Whenever an activity of a certain type is to be performed, various resources may be required for performing it and have to be allocated first. We can distinguish between ‘active’ (or performer) resources, such as human resources, robots or IT systems, which execute activities, and ‘passive’ resources, such as rooms or devices, which are used by performers for executing activities.

Business process models focus on describing the possible sequences of events and activities, based on conditional and parallel branching. But they may also describe resource roles, which associate resources of a certain type with activities of a certain type.

In the field of Business Process Management (BPM), there is a tendency to consider workflow processes as paradigmatic for business processes. However, workflow processes typically only have (human) performer resources, while business processes in general often have one or more passive resources in addition to a performer. Due to this tendency, BPM research often adopts a simplistic view of business processes.

E.g., in (Pufahl et al. 2021), resource allocation is defined as the “assignment of a process task to the most appropriate resource”, while in general, it’s the other way around: resources are assigned to a task. The authors also point out that the vast majority of BPM research studies on resource allocation make the assumption that a task requires just one resource and a resource cannot be used in more than one task at the same time. As opposed to this simplistic view of business processes in BPM, in DES, tasks can have more than one required resource, and resources may be used in more than one task at the same time.

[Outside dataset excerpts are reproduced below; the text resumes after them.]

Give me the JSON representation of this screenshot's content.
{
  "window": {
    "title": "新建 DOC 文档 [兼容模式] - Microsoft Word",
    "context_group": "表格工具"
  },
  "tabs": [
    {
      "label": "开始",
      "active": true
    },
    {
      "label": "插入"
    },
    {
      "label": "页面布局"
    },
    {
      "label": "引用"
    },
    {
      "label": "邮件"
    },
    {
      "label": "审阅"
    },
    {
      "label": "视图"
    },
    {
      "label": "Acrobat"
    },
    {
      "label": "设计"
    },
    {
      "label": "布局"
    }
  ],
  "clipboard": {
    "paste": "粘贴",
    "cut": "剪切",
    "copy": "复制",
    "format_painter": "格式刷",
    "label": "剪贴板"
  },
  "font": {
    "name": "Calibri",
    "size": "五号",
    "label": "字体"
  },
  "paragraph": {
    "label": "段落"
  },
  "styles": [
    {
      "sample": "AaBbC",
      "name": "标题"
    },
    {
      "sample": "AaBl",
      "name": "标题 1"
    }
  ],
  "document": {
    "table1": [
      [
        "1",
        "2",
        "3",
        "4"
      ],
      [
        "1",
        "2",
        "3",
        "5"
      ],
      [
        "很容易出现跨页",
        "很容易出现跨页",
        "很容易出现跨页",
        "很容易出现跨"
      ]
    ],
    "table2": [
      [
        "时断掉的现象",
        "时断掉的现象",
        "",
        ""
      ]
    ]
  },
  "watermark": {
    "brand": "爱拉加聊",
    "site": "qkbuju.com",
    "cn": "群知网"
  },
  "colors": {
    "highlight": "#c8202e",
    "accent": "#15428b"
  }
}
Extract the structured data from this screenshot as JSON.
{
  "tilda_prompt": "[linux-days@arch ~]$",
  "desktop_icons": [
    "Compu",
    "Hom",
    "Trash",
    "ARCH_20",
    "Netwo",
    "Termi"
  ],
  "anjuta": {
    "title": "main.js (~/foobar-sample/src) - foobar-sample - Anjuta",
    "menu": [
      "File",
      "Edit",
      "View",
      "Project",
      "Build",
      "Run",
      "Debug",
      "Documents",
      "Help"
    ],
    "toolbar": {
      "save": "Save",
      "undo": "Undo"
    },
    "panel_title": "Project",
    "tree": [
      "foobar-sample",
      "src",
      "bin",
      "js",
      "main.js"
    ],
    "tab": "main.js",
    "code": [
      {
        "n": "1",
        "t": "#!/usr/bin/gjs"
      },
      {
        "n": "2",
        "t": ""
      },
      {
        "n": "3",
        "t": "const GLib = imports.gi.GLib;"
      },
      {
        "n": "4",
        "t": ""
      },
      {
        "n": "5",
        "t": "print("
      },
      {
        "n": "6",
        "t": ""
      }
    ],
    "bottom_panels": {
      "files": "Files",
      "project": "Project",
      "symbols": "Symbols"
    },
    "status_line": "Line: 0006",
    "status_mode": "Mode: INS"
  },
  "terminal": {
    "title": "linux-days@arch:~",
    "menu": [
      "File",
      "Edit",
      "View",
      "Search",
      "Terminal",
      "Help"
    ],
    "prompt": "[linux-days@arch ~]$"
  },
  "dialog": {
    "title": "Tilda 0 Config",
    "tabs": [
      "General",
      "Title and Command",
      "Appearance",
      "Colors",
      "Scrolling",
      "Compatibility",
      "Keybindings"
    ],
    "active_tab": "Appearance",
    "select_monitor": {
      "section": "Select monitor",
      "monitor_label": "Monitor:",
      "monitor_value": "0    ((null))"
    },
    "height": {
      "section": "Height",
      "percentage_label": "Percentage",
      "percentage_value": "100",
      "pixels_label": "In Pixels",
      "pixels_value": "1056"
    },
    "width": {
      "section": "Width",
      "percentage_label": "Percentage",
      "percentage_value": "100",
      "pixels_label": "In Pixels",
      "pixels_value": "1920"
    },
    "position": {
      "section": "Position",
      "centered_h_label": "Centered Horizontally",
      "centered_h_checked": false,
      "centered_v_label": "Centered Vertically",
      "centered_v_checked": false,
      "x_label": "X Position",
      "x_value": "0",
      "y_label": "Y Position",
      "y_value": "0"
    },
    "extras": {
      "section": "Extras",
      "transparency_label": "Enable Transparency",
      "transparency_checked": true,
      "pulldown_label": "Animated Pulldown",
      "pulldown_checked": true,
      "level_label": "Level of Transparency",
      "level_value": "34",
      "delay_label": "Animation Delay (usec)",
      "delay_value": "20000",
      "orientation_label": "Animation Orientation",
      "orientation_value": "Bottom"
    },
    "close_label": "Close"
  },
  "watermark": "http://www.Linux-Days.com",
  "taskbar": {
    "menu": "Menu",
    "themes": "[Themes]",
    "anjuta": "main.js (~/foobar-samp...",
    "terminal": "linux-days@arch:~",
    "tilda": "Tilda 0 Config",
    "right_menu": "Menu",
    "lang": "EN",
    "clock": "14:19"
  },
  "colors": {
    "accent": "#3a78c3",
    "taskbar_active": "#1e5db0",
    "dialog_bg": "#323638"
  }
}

It is important to distinguish between the passive resources required for performing an activity and the inputs required for performing a processing (or transformation) activity. While the passive resources used in an activity survive the activity, and can be reused in the next one, inputs are either processed, or transformed, into outputs of the activity, and cannot be reused for the next activity. In the literature, this conceptual distinction is often not made. Instead, e.g., in (Russell et al. 2004; Goel and Lin 2021), processing activity inputs are called ‘consumable resources’. However, resources cannot be ‘consumed’, but they can be worn out by activities, such that if their degree of wear falls below a certain threshold, they can no longer be used and are depleted.

For various reasons, resources can go out of order: machines may fail or may have to get scheduled maintenance, nurses or doctors may get sick or may be out-of-duty or off-shift. Consequently, both planned and unexpected resource outages may have to be modeled.